# ST5225 Final Exam — Part 2

This is the second part of the final exam. This file is both the problem set and your answer sheet. You need to add your code to the respective code cells, and then upload this notebook to Canvas.

**You have 1 hour 15 minutes to complete this part.**

**Do not use any libraries other than those imported below.**

The solution to each problem is to be stored in the dictionary variable `ans`: Your answer to Problem 1 should be stored in `ans[1]`, your answer to Problem 2 should be stored in `ans[2]`, and so forth. If you do the coding in a separate place and only store the results in this notebook, you will not get any partial points in case your answer is wrong, so I encourage you to add the full code to this notebook. **Make sure the whole Jupyter Notebook runs without errors before submitting**. You can check this by pressing _Run All_ in the menu.

For each problem, the number of points you can achieve is indicated in the question. **The maximum number of points is 20**. Points are only given if the code runs error-free and the output is correct. Partial points may be given depending on the quality of the answer. It is also indicated whether you should use Python or R to solve the problem.

**Ensure your notebook runs by pressing "Run All" before submitting.**

In [1]:
# Import some libraries
import math
import random
import json

try:
  import networkx as nx
  import pandas as pd
  import numpy as np
  import powerlaw
except:
  %pip install networkx
  %pip install pandas
  %pip install numpy
  %pip install powerlaw


# Create your answer dictionary
ans = dict()

# Load the rpy2 extension
try:
  %load_ext rpy2.ipython
except:
  %pip install rpy2

Error importing in API mode: ImportError('On Windows, cffi mode "ANY" is only "ABI".')
Trying to import in ABI mode.


In [2]:
%%R 
options(repos="https://cloud.r-project.org")
packages <- c("igraph", "ergm", "intergraph", "network", "latentnet")
install.packages(setdiff(packages, rownames(installed.packages())))  

library(igraph)
library(intergraph)
library(ergm)
library(network)
library(latentnet)


Attaching package: 'igraph'

The following objects are masked from 'package:stats':

    decompose, spectrum

The following object is masked from 'package:base':

    union

Loading required package: network

'network' 1.19.0 (2024-12-08), part of the Statnet Project
* 'news(package="network")' for changes since last version
* 'citation("network")' for citation information
* 'https://statnet.org' for help, support, and other information


Attaching package: 'network'

The following objects are masked from 'package:igraph':

    %c%, %s%, add.edges, add.vertices, delete.edges, delete.vertices,
    get.edge.attribute, get.edges, get.vertex.attribute, is.bipartite,
    is.directed, list.edge.attributes, list.vertex.attributes,
    set.edge.attribute, set.vertex.attribute


'ergm' 4.10.1 (2025-08-26), part of the Statnet Project
* 'news(package="ergm")' for changes since last version
* 'citation("ergm")' for citation information
* 'https://statnet.org' for help, support, and other informa

## Problem 1 (Erdős-Rényi graphs, Component Sizes)

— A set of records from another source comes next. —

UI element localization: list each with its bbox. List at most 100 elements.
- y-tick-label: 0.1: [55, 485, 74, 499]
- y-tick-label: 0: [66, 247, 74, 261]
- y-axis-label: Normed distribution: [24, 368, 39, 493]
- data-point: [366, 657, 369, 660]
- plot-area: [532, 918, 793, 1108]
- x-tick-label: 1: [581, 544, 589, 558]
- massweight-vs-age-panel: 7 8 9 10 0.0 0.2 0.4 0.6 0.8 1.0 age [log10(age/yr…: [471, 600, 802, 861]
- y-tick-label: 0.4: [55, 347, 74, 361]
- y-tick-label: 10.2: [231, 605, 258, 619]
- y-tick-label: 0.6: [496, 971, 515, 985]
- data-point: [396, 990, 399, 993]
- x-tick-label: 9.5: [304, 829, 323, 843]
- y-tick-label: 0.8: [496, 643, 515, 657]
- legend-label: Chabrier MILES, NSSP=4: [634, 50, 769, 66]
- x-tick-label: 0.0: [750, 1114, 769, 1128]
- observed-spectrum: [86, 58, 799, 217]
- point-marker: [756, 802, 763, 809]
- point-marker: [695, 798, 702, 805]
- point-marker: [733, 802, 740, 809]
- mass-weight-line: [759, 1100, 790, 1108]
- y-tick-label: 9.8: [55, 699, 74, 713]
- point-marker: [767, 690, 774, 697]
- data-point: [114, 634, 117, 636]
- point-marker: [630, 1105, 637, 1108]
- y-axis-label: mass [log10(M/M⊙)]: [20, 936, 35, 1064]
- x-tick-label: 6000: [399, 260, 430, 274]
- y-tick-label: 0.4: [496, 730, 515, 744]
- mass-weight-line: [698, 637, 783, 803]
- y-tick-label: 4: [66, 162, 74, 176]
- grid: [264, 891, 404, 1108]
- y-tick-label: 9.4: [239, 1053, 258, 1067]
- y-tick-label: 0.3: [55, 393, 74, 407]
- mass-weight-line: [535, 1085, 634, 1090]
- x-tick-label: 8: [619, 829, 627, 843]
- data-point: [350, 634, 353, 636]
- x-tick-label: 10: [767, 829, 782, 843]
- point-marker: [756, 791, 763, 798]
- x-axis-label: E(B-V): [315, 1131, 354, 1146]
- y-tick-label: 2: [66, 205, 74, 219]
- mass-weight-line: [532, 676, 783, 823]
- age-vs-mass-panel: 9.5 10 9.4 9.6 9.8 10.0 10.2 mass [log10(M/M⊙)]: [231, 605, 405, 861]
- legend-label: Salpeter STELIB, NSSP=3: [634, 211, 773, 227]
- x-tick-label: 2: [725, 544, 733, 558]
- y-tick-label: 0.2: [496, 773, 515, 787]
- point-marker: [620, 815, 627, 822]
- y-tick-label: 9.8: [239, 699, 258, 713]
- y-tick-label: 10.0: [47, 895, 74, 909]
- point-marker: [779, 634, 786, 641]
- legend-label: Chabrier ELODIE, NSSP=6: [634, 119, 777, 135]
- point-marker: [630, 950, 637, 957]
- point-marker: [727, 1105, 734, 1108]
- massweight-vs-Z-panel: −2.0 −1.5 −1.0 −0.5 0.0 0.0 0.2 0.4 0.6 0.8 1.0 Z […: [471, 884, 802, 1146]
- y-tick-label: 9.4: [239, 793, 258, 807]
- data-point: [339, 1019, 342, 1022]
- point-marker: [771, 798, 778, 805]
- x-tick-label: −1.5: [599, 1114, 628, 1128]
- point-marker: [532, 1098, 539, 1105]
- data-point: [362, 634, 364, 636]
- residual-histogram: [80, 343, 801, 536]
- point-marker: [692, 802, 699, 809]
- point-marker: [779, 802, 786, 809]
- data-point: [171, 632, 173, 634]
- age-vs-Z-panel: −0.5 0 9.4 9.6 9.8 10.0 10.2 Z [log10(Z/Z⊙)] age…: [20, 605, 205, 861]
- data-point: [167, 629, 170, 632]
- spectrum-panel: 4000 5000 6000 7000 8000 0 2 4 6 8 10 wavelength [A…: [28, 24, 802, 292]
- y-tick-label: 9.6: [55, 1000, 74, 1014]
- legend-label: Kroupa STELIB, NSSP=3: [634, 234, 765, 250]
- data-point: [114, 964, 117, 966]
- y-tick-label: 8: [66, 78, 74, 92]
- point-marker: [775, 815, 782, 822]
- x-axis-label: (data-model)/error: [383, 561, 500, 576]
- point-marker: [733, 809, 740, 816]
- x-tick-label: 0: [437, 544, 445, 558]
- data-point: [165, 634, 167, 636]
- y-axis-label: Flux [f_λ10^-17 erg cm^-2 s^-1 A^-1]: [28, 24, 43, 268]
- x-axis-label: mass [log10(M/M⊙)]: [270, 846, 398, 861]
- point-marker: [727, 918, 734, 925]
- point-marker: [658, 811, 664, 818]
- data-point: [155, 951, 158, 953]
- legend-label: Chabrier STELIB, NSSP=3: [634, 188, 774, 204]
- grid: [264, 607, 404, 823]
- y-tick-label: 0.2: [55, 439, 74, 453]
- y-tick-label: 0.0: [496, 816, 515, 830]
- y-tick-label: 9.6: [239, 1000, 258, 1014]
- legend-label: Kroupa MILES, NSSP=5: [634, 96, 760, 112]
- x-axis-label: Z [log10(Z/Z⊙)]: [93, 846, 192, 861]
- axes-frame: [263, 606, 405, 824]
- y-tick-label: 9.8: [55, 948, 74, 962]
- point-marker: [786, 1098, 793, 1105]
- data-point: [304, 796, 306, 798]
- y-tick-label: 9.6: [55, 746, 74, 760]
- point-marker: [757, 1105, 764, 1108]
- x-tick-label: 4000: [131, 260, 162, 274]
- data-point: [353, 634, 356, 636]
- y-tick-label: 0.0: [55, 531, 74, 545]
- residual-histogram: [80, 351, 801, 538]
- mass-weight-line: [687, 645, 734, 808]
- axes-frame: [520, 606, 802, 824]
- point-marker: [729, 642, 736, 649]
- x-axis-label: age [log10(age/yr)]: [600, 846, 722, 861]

[**1 point**, **Python**] Generate 1000 Erdős-Rényi graphs each with $n=150$ nodes and edge probability $p=0.01$. For each graph, calculate the size of the second largest component. Save the average of the sizes of second largest components in `ans[1]`. 

In [3]:
### DO NOT CHANGE THE LINES BELOW ###
random.seed(42)
np.random.seed(42)
#### END OF PART THAT SHOULD NOT BE MODIFIED ####

#### ADD YOUR CODE BELOW ####

second_largest_component = []

for _ in range(1000):
  G = nx.erdos_renyi_graph(n=150, p=0.01)
  # Find size of second largest component
  size = sorted([len(c) for c in nx.connected_components(G)], reverse=True)[1]
  second_largest_component.append(size)

# Calculate the average size of the second largest component
average = np.mean(second_largest_component)

# Change the line below to store your answer
ans[1] = average
print(ans[1])

8.847


## Problem 2 (Erdős–Rényi Graphs, 4-Cycles)

[**1 point**, **Python**] Assume an Erdős-Rényi graph on $n=120000$ nodes. How do you need to choose the edge connection probability $p$ so that the expected number of 4-cycles equals 3200? Save your answer in `ans[2]`.

In [4]:
### DO NOT CHANGE THE LINES BELOW ###
random.seed(42)
np.random.seed(42)
#### END OF PART THAT SHOULD NOT BE MODIFIED ####

#### ADD YOUR CODE BELOW ####

# Calculate the edge connection probability p
n = 120000
expected_4_cycles = 3200

# The expected number of 4-cycles in an Erdős-Rényi graph is given by:
# E[T] = (n choose 4) * p^4

# Calculate the number of ways to choose 4 nodes from n
n_choose_4 = math.comb(n, 4)

# Solve for p
p = (expected_4_cycles / n_choose_4) ** (1/4)

# Change the line below to store your answer
ans[2] = p
print(ans[2])

0.00013872811578372914


## Problem 3 (Erdős-Rényi Graphs, Connected Components)

[**1 point**, **Python**] Generate 1000 Erdős-Rényi graphs with $n=200$ nodes and edge probability $p=0.008$. For each graph, calculate the number of components. Save the average number of components in `ans[3]`.

In [5]:
### DO NOT CHANGE THE LINES BELOW ###
random.seed(42)
np.random.seed(42)
#### END OF PART THAT SHOULD NOT BE MODIFIED ####

#### ADD YOUR CODE BELOW ####

num_components = []

for _ in range(1000):
  G = nx.erdos_renyi_graph(n=200, p=0.008)
  num_components.append(nx.number_connected_components(G))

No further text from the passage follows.